Thanks to support from RED, Zeiss and Adobe, this year’s Emerging Pro contest was a huge success. It was the most unique contest we’ve ever put together. The contest was open to still photographers, as well as filmmakers, and it was promoted to readers of Digital Photo Pro and HDVideoPro magazines. The competition was held in two distinct stages. The first was an open submission period during which time entrants were encouraged to submit a project they had previously completed. We reviewed and evaluated those submissions, and from all of the entries, we selected a group of Finalists who were given a RED EPIC camera and four weeks to shoot and submit an original project.
Like being on the infamous TV show, Chopped, being selected as a Finalist was only part of the battle. The few who made it through the first stage had to deliver something completely new on an extremely tight deadline. As we go to press, the final judging and verification stages of the 7th Annual Emerging Pro contest are happening. You can see all of the final projects at http://www.digitalphotopro.com/7th-annual-emerging-pro/finalists.html. In this issue, we highlight a few of the finalists and ask them about the projects they submitted.
FILMMAKER: Christoph Gelfand
DPP: What’s the story behind Farm?
Christoph Gelfand: For years my friend, Robin, has been a wanderer. Although she’s a terrifically gifted artist and writer, she has been moving from farm to farm all over the U.S. and abroad. There’s a freedom to her travels that I’ve always admired, being a more stationary sort myself, to some extent. I wanted to capture Robin for who she is, while also expanding upon her experience on the farm. The goal was to show Robin without really showing her face too much or seeing her speak on camera. I wanted to create something more ethereal.
I’ve visited the farm Robin works a number of times. We’d spend hours listening to the wind through the trees or jumping in the river.
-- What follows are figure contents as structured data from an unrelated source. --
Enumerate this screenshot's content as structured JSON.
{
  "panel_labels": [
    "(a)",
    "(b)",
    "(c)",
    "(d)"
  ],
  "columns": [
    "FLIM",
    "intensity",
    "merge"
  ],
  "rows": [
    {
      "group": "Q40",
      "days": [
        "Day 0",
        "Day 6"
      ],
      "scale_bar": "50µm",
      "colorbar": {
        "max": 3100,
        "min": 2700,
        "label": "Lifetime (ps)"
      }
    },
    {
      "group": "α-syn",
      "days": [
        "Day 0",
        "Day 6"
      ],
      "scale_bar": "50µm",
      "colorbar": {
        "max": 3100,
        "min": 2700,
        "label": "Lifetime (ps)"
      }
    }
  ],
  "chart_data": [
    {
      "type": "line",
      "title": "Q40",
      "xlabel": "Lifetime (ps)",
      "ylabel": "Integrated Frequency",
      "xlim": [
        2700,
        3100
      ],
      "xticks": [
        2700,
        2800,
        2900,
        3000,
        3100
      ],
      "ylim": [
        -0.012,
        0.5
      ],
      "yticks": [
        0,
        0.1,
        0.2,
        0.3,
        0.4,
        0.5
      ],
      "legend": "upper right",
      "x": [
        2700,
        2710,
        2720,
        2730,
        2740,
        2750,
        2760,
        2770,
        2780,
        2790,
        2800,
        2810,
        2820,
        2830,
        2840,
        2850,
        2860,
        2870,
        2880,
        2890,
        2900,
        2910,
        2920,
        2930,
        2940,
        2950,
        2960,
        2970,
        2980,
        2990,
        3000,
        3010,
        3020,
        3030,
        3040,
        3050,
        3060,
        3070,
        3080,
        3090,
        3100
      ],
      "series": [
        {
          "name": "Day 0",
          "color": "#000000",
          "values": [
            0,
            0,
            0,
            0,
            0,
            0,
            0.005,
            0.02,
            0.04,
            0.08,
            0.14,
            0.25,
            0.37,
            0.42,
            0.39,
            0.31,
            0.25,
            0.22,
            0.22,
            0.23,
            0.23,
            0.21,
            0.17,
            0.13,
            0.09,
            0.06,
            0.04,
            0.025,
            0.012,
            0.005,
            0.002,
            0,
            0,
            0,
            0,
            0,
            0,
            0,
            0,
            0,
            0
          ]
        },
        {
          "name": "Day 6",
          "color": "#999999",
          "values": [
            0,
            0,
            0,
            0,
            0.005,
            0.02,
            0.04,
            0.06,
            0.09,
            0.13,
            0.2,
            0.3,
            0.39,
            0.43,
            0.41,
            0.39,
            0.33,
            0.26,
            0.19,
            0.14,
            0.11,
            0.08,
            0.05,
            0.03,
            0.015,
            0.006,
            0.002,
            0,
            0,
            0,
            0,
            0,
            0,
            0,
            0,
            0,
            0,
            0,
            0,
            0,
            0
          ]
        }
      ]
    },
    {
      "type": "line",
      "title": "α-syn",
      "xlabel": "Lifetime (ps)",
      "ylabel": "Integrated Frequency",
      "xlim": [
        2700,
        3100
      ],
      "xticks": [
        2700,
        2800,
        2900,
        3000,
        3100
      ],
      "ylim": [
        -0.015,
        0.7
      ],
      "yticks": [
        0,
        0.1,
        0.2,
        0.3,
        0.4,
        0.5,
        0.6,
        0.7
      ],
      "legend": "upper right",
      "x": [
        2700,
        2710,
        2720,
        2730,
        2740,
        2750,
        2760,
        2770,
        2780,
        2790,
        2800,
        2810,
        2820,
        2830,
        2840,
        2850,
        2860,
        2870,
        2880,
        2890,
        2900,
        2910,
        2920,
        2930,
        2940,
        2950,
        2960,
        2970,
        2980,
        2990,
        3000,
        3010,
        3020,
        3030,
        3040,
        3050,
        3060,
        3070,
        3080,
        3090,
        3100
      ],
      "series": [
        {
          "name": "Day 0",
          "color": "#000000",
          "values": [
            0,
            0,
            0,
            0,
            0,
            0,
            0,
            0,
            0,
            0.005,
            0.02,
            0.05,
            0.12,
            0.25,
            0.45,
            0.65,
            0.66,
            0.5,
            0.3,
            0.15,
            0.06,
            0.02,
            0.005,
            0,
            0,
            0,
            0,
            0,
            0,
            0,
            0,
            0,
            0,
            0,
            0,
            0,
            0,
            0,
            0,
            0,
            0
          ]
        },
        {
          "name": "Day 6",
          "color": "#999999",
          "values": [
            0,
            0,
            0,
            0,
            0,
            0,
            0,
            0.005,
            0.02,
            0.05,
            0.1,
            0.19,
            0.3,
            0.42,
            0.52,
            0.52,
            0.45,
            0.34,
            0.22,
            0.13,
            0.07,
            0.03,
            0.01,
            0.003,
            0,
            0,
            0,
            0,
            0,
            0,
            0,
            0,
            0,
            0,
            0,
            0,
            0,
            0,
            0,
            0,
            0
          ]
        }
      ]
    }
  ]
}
There’s no Internet and her cabin is completely solar-powered so you feel pretty close to living off the grid. I noticed that I felt different on the farm, and it seemed like a compelling challenge to bring to the screen this feeling the environment evoked. The operative word was "simple." Simple is a way of life on the farm. Things happen slower, and you appreciate sounds and weather in a unique way. I knew I could just talk to Robin and find the story in her words. I imagined something in the style of Terrence Malick that would allow words and sounds to meld together, and for the most part, I think I achieved that.
DPP: You were given a very short window to create this video. How did you manage your time? What was your workflow like?
Gelfand: Honestly, the short timeline definitely freaked me out a little! I’ve worked with EPIC and SCARLET cameras on set, but I’ve never operated one solo. So there was this initial sense that with shooting, then processing, then transcoding, then editing, then mixing that there simply wouldn’t be enough time. I was really surprised at how easily the shoot went. The piece was shot in two days and then transcoded and processed the next day and night. I shot on a Friday and Saturday and was editing by Monday. I actually cut the piece over the course of three days and nights, and then spent about a week tweaking.
DPP: Did you come up with the idea for this project specifically for this contest, or was this a piece you already had in mind and you took this opportunity to create it?
Gelfand: I did create this piece specifically for this project. In fact, it was really a breath of fresh air being able to autonomously plan and process a film from beginning to end, again, without clients or any other outside influence. It has been awhile since I’ve been able to really focus on pieces that were dedicated to the art and craft of filmmaking as opposed to any promotional goals. It was a lot of fun to just play around and shoot. Very fulfilling!